EHang Awarded Safety Clearance for Autonomous Operations With UAS 'Fence'

 - August 22, 2019, 12:42 PM
EHang has developed electronic fence technology to control autonomous operations by eVTOL aircraft.

China-based eVTOL aircraft developer EHang this week received an unmanned aircraft system (UAS) safety certificate from the China Academy of Civil Aviation Science and Technology (CAST). The Level II certificate vouches for the safe performance of its EHang 216 autonomous aerial vehicle (AAV) and its Falcon drone in a UAS "fence" that the company has developed to prevent autonomous aircraft from operating in restricted areas.

According to EHang, the CAST safety certificate is internationally recognized by organizations affiliated with the China National Accreditation Service for Conformity Assessment (CNAS). The privately-owned company says that it is the first company in the world to receive the Level II certificate and that its expertise in developing UAS fences gives it an advantage in the market to develop urban air mobility solutions.

The UAS fence has been evaluated in the southern Chinese city of Guangzhou, where EHang and local authorities are working to develop infrastructure to support autonomous eVTOL operations. The company, which has a background in information technology and manufacturing drones for commercial use, has developed a command-and-control center to manage the operation of aircraft.

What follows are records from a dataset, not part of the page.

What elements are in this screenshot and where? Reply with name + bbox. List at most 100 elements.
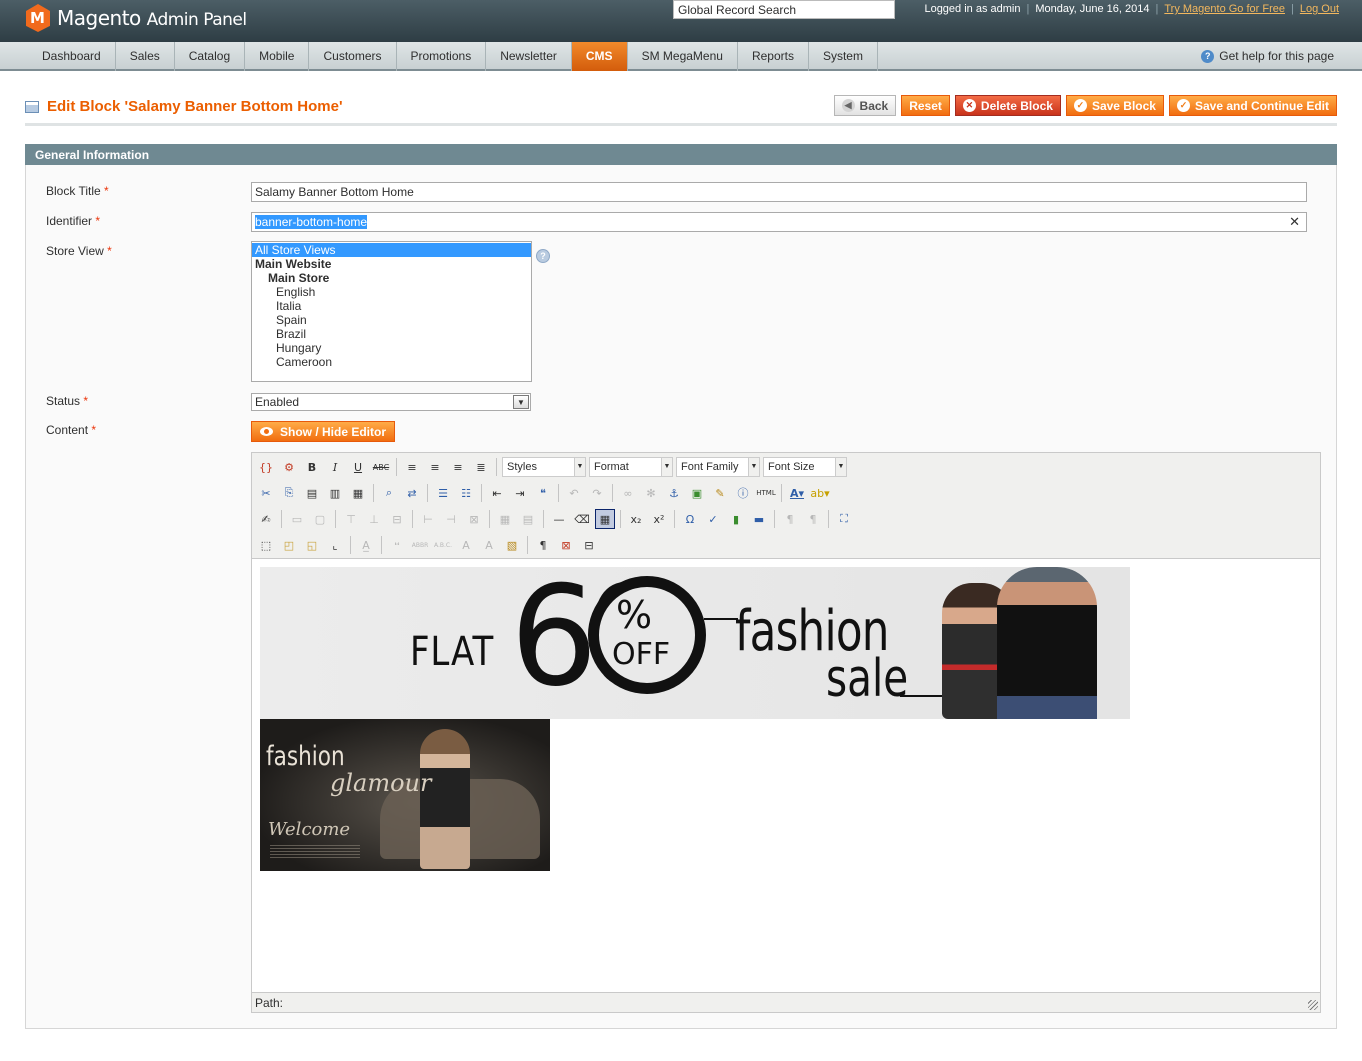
help-icon[interactable]: ⓘ — [733, 483, 753, 503]
store-option-english[interactable]: English — [252, 285, 531, 299]
cite-icon[interactable]: ❛❛ — [387, 535, 407, 555]
ins-text-icon[interactable]: A — [479, 535, 499, 555]
replace-icon[interactable]: ⇄ — [402, 483, 422, 503]
paste-text-icon[interactable]: ▥ — [325, 483, 345, 503]
identifier-input[interactable]: banner-bottom-home ✕ — [251, 212, 1307, 232]
absolute-icon[interactable]: ⌞ — [325, 535, 345, 555]
font-size-select[interactable]: Font Size ▼ — [763, 457, 847, 477]
nav-cms[interactable]: CMS — [571, 42, 628, 71]
find-icon[interactable]: ⌕ — [379, 483, 399, 503]
show-blocks-icon[interactable]: ¶ — [533, 535, 553, 555]
copy-icon[interactable]: ⎘ — [279, 483, 299, 503]
align-left-icon[interactable]: ≡ — [402, 457, 422, 477]
redo-icon[interactable]: ↷ — [587, 483, 607, 503]
undo-icon[interactable]: ↶ — [564, 483, 584, 503]
acronym-icon[interactable]: A.B.C. — [433, 535, 453, 555]
attribs-icon[interactable]: ▧ — [502, 535, 522, 555]
store-option-brazil[interactable]: Brazil — [252, 327, 531, 341]
store-option-spain[interactable]: Spain — [252, 313, 531, 327]
nav-reports[interactable]: Reports — [738, 42, 809, 71]
bold-icon[interactable]: B — [302, 457, 322, 477]
numbered-list-icon[interactable]: ☷ — [456, 483, 476, 503]
store-option-all[interactable]: All Store Views — [252, 243, 531, 257]
anchor-icon[interactable]: ⚓ — [664, 483, 684, 503]
save-continue-button[interactable]: ✓ Save and Continue Edit — [1168, 95, 1337, 116]
styles-select[interactable]: Styles ▼ — [502, 457, 586, 477]
cut-icon[interactable]: ✂ — [256, 483, 276, 503]
html-source-icon[interactable]: HTML — [756, 483, 776, 503]
logout-link[interactable]: Log Out — [1300, 3, 1339, 15]
nav-sm-megamenu[interactable]: SM MegaMenu — [628, 42, 738, 71]
resize-handle-icon[interactable] — [1308, 1000, 1318, 1010]
nav-mobile[interactable]: Mobile — [245, 42, 310, 71]
media-icon[interactable]: ▮ — [726, 509, 746, 529]
row-props-icon[interactable]: ▭ — [287, 509, 307, 529]
superscript-icon[interactable]: x² — [649, 509, 669, 529]
store-option-cameroon[interactable]: Cameroon — [252, 355, 531, 369]
unlink-icon[interactable]: ✻ — [641, 483, 661, 503]
back-button[interactable]: ◀ Back — [833, 95, 897, 116]
template-icon[interactable]: ⊟ — [579, 535, 599, 555]
insert-row-before-icon[interactable]: ⊤ — [341, 509, 361, 529]
paste-word-icon[interactable]: ▦ — [348, 483, 368, 503]
blockquote-icon[interactable]: ❝ — [533, 483, 553, 503]
remove-format-icon[interactable]: ⌫ — [572, 509, 592, 529]
nav-sales[interactable]: Sales — [116, 42, 175, 71]
spellcheck-icon[interactable]: ✓ — [703, 509, 723, 529]
try-magento-go-link[interactable]: Try Magento Go for Free — [1164, 3, 1285, 15]
special-char-icon[interactable]: Ω — [680, 509, 700, 529]
paste-icon[interactable]: ▤ — [302, 483, 322, 503]
reset-button[interactable]: Reset — [901, 95, 950, 116]
status-select[interactable]: Enabled ▼ — [251, 393, 531, 411]
move-forward-icon[interactable]: ◰ — [279, 535, 299, 555]
insert-row-after-icon[interactable]: ⊥ — [364, 509, 384, 529]
format-select[interactable]: Format ▼ — [589, 457, 673, 477]
outdent-icon[interactable]: ⇤ — [487, 483, 507, 503]
highlight-color-icon[interactable]: ab▾ — [810, 483, 830, 503]
delete-row-icon[interactable]: ⊟ — [387, 509, 407, 529]
question-icon[interactable]: ? — [536, 249, 550, 263]
align-justify-icon[interactable]: ≣ — [471, 457, 491, 477]
align-center-icon[interactable]: ≡ — [425, 457, 445, 477]
global-search-input[interactable] — [673, 0, 895, 19]
nav-promotions[interactable]: Promotions — [397, 42, 487, 71]
subscript-icon[interactable]: x₂ — [626, 509, 646, 529]
show-hide-editor-button[interactable]: Show / Hide Editor — [251, 421, 396, 442]
underline-icon[interactable]: U — [348, 457, 368, 477]
store-view-multiselect[interactable]: All Store Views Main Website Main Store … — [251, 241, 532, 382]
abbr-icon[interactable]: ABBR — [410, 535, 430, 555]
strikethrough-icon[interactable]: ABC — [371, 457, 391, 477]
align-right-icon[interactable]: ≡ — [448, 457, 468, 477]
italic-icon[interactable]: I — [325, 457, 345, 477]
fullscreen-icon[interactable]: ⛶ — [834, 509, 854, 529]
rtl-icon[interactable]: ¶ — [803, 509, 823, 529]
insert-layer-icon[interactable]: ⬚ — [256, 535, 276, 555]
visual-aid-icon[interactable]: ✍ — [256, 509, 276, 529]
table-icon[interactable]: ▦ — [595, 509, 615, 529]
cell-props-icon[interactable]: ▢ — [310, 509, 330, 529]
nav-newsletter[interactable]: Newsletter — [486, 42, 572, 71]
merge-cells-icon[interactable]: ▤ — [518, 509, 538, 529]
cleanup-icon[interactable]: ✎ — [710, 483, 730, 503]
insert-variable-icon[interactable]: {} — [256, 457, 276, 477]
nav-customers[interactable]: Customers — [309, 42, 397, 71]
delete-col-icon[interactable]: ⊠ — [464, 509, 484, 529]
insert-widget-icon[interactable]: ⚙ — [279, 457, 299, 477]
move-backward-icon[interactable]: ◱ — [302, 535, 322, 555]
nav-system[interactable]: System — [809, 42, 878, 71]
save-block-button[interactable]: ✓ Save Block — [1065, 95, 1164, 116]
indent-icon[interactable]: ⇥ — [510, 483, 530, 503]
font-family-select[interactable]: Font Family ▼ — [676, 457, 760, 477]
text-color-icon[interactable]: A▾ — [787, 483, 807, 503]
nonbreaking-icon[interactable]: ⊠ — [556, 535, 576, 555]
split-cells-icon[interactable]: ▦ — [495, 509, 515, 529]
editor-content-area[interactable]: FLAT 60 % OFF fashion sale fashion glamo… — [252, 559, 1320, 992]
nav-catalog[interactable]: Catalog — [175, 42, 246, 71]
store-option-hungary[interactable]: Hungary — [252, 341, 531, 355]
ltr-icon[interactable]: ¶ — [780, 509, 800, 529]
bullet-list-icon[interactable]: ☰ — [433, 483, 453, 503]
store-option-italia[interactable]: Italia — [252, 299, 531, 313]
del-text-icon[interactable]: A — [456, 535, 476, 555]
link-icon[interactable]: ∞ — [618, 483, 638, 503]
nav-dashboard[interactable]: Dashboard — [28, 42, 116, 71]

“EHang’s command-and-control system is significantly more intelligent in managing AAVs' flight routes, and real-time remote communication via 4G and 5G telecom networks makes their operation simpler and safer than conventional drones that are manual-controlled by radiofrequency within limited distances,” explained Zhang Zhengjuan, a senior engineer at CAST’s Civil UAS Inspection Center.

EHang is working to achieve full type certification for its two-seat 216 and single-seat 116 electrically powered multicopters (each with 16 rotors). It has been working with the Civil Aviation Administration of China (CAAC) to develop a regulatory framework for eVTOL aircraft based on the Specific Operational Risk Approach established by the Joint Authorities for Rulemaking on Unmanned Systems.

The company also has plans to manufacture the aircraft in Europe with its Austrian partner FACC. According to EHang chief marketing officer and co-founder Derrick Xiong, it has yet to decide whether to seek European type certification under the new SC-VTOL rules announced by the European Union Aviation Safety Agency (EASA) in July 2019. He also declined to confirm whether or not EHang will achieve its original goal of being ready to start full series production in Austria in 2020.

FACC is owned by government-backed group Aviation Industry Corporation of China (AVIC). Xiong indicated that most of the technology used for the AAVs has been developed in-house at EHang, acknowledging that some has been provided by unnamed suppliers.

Meanwhile, EHang says that it already has more than 1,000 orders for its AAVs and that it has already made an unspecified number of deliveries. These aircraft have gone to as yet various partners in China, North America, and Europe with the intention that the partner companies will demonstrate their potential use to prospective customers on a trial basis. In China, the partners include DHL-Sinotrans, which is evaluating operations to deliver packages, and Yonghui Group, which is trialing food deliveries. In the U.S. and Canada, an undisclosed biotechnology company is looking to use the aircraft to transport organs for transplant procedures. In Norway, an unnamed automobile distributor has invested in some of the AAVs and is probing applications such as moving equipment and personnel to and from industrial facilities.

The aircraft are currently being operated in China under a test certificate issued by CAAC. Xiong explained that its partners are actively involved in the process of laying the groundwork for eventual type certification.

While EHang remains open to new partnership and investment proposals, the company says that it has sufficient financial resources to see its AAV aircraft into full commercial operations. “We have a very healthy financial situation,” Xiong told AIN. “We have been making deliveries and getting paid, plus we have other sources of income, such as arranging more than 200 drone swarm light shows for advertising campaigns in China and supporting Azerbaijan and Guangzhou with their plans for urban air mobility.”

EHang's AAVs are intended for short-range operations. The Model 116 can fly up to around 19 miles at speeds of up to 81 mph. The 216 has a range of up to 22 miles.